A PEC autoriza o governo a pagar mais uma rodada de auxílio emergencial desde que gaste até R$ 44 bilhões. Esses gastos não serão contabilizados para regras fiscais como o teto de gastos e nem impactarão o resultado primário de 2021.

A proposta também permite o uso de superavit de fundos públicos para pagar dívida pública. Os Estados e o Distrito Federal ganham mais 5 anos para pagar precatórios, dívidas originadas de decisões judiciais.

Do jeito que está hoje, a PEC permite que Estados, municípios e a União estanquem o aumento de alguns gastos nas seguintes situações:

  • despesas correntes – quando ultrapassam 95% das receitas;
  • regime extraordinário – quando é acionado o regime extraordinário fiscal em situações de calamidade, necessário para financiar a nova versão do auxílio emergencial.

As travas disponíveis para os gestores nesses casos podem impedir contratações, aumentos de salários, promoções e progressões funcionais de servidores, entre outros mecanismos.

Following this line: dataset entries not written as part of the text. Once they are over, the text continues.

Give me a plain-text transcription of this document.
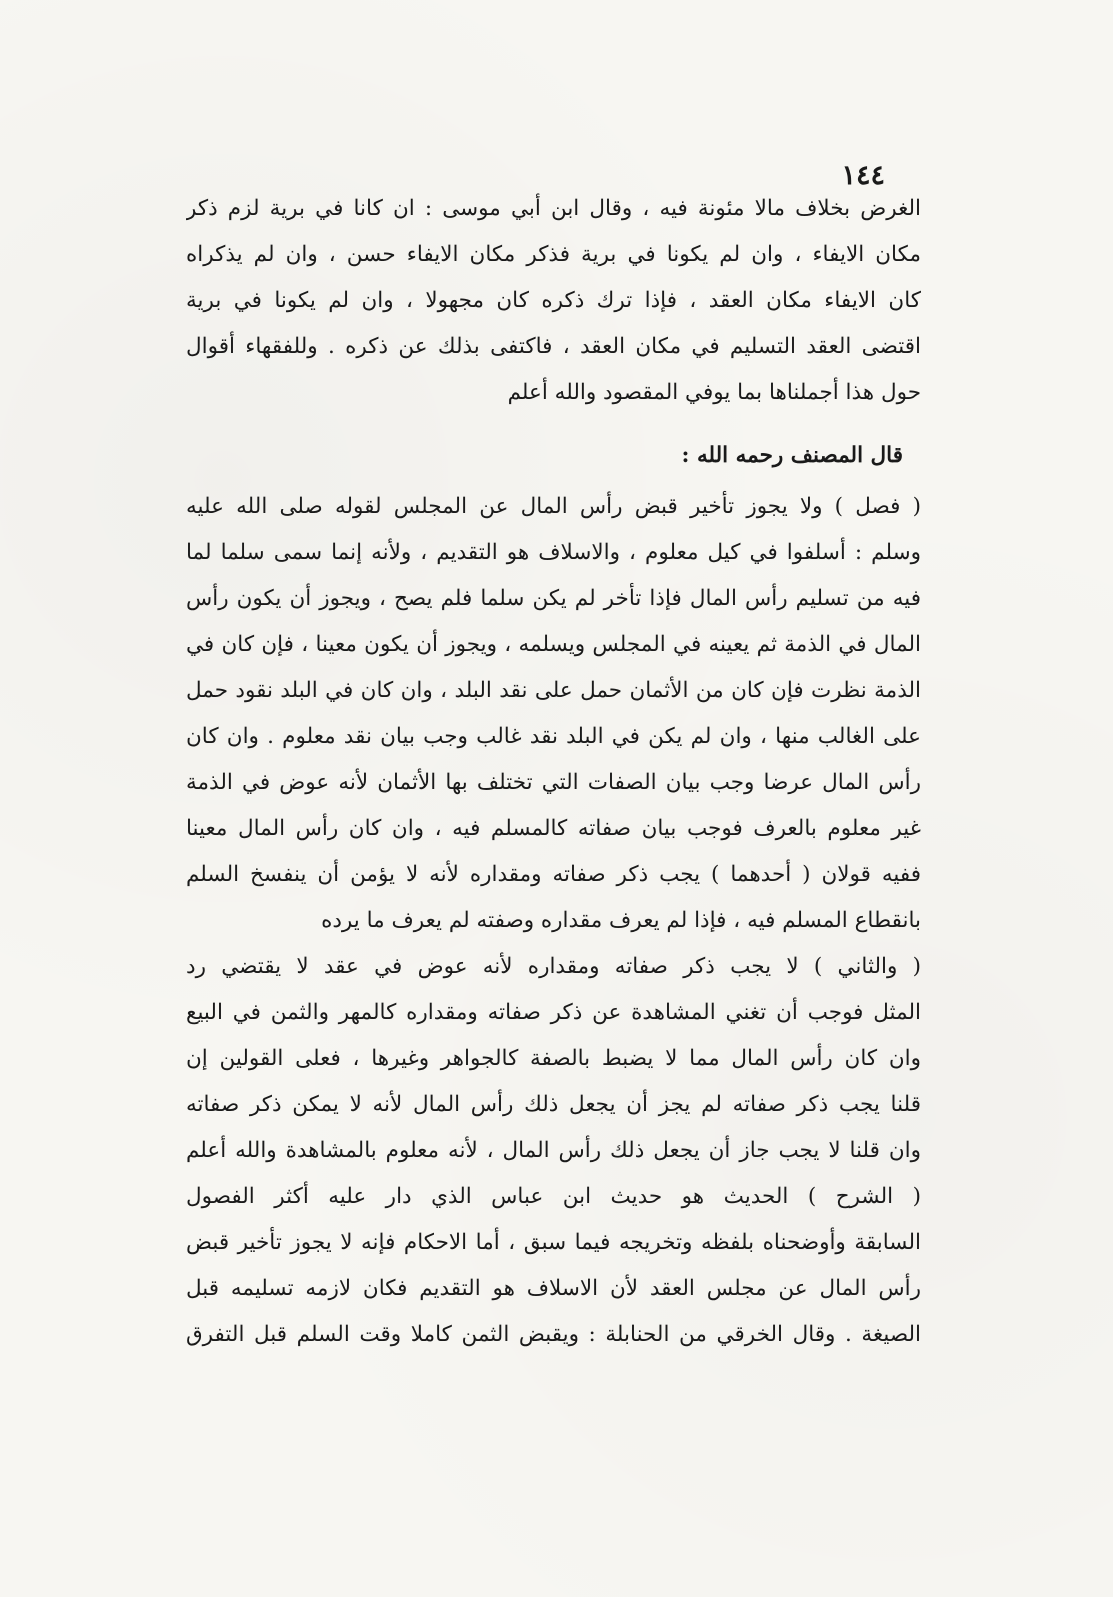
١٤٤
الغرض بخلاف مالا مئونة فيه ، وقال ابن أبي موسى : ان كانا في برية لزم ذكر
مكان الايفاء ، وان لم يكونا في برية فذكر مكان الايفاء حسن ، وان لم يذكراه
كان الايفاء مكان العقد ، فإذا ترك ذكره كان مجهولا ، وان لم يكونا في برية
اقتضى العقد التسليم في مكان العقد ، فاكتفى بذلك عن ذكره . وللفقهاء أقوال
حول هذا أجملناها بما يوفي المقصود والله أعلم
قال المصنف رحمه الله :
( فصل ) ولا يجوز تأخير قبض رأس المال عن المجلس لقوله صلى الله عليه
وسلم : أسلفوا في كيل معلوم ، والاسلاف هو التقديم ، ولأنه إنما سمى سلما لما
فيه من تسليم رأس المال فإذا تأخر لم يكن سلما فلم يصح ، ويجوز أن يكون رأس
المال في الذمة ثم يعينه في المجلس ويسلمه ، ويجوز أن يكون معينا ، فإن كان في
الذمة نظرت فإن كان من الأثمان حمل على نقد البلد ، وان كان في البلد نقود حمل
على الغالب منها ، وان لم يكن في البلد نقد غالب وجب بيان نقد معلوم . وان كان
رأس المال عرضا وجب بيان الصفات التي تختلف بها الأثمان لأنه عوض في الذمة
غير معلوم بالعرف فوجب بيان صفاته كالمسلم فيه ، وان كان رأس المال معينا
ففيه قولان ( أحدهما ) يجب ذكر صفاته ومقداره لأنه لا يؤمن أن ينفسخ السلم
بانقطاع المسلم فيه ، فإذا لم يعرف مقداره وصفته لم يعرف ما يرده
( والثاني ) لا يجب ذكر صفاته ومقداره لأنه عوض في عقد لا يقتضي رد
المثل فوجب أن تغني المشاهدة عن ذكر صفاته ومقداره كالمهر والثمن في البيع
وان كان رأس المال مما لا يضبط بالصفة كالجواهر وغيرها ، فعلى القولين إن
قلنا يجب ذكر صفاته لم يجز أن يجعل ذلك رأس المال لأنه لا يمكن ذكر صفاته
وان قلنا لا يجب جاز أن يجعل ذلك رأس المال ، لأنه معلوم بالمشاهدة والله أعلم
( الشرح ) الحديث هو حديث ابن عباس الذي دار عليه أكثر الفصول
السابقة وأوضحناه بلفظه وتخريجه فيما سبق ، أما الاحكام فإنه لا يجوز تأخير قبض
رأس المال عن مجلس العقد لأن الاسلاف هو التقديم فكان لازمه تسليمه قبل
الصيغة . وقال الخرقي من الحنابلة : ويقبض الثمن كاملا وقت السلم قبل التفرق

O projeto também exige que o governo reduza gastos tributários em 8 anos. Gastos tributários são despesas indiretas causadas, por exemplo, concessão de benefícios fiscais.

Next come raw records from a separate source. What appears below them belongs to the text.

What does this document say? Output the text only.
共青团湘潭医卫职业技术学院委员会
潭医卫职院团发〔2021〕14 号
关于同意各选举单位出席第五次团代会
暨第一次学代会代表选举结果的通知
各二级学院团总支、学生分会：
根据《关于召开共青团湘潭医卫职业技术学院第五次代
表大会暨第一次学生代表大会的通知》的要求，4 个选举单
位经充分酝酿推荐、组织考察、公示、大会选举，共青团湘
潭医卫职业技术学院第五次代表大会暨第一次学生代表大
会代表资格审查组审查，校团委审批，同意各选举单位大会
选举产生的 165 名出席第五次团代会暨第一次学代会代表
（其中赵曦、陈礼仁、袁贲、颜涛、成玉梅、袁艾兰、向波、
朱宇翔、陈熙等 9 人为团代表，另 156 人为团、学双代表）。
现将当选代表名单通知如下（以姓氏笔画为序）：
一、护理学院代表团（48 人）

A ideia inicial do Executivo para essa PEC era que ela permitisse cortes de gastos, não apenas contenção. Houve desidratação. Para ser votado no Senado, ainda, foi adicionado ao projeto partes do conteúdo de outras duas PECs:

  • 187 de 2019 – que facilitava o remanejamento de recursos de fundos públicos;
  • 188 de 2019 – que alterava a divisão de recursos entre União, estados e municípios.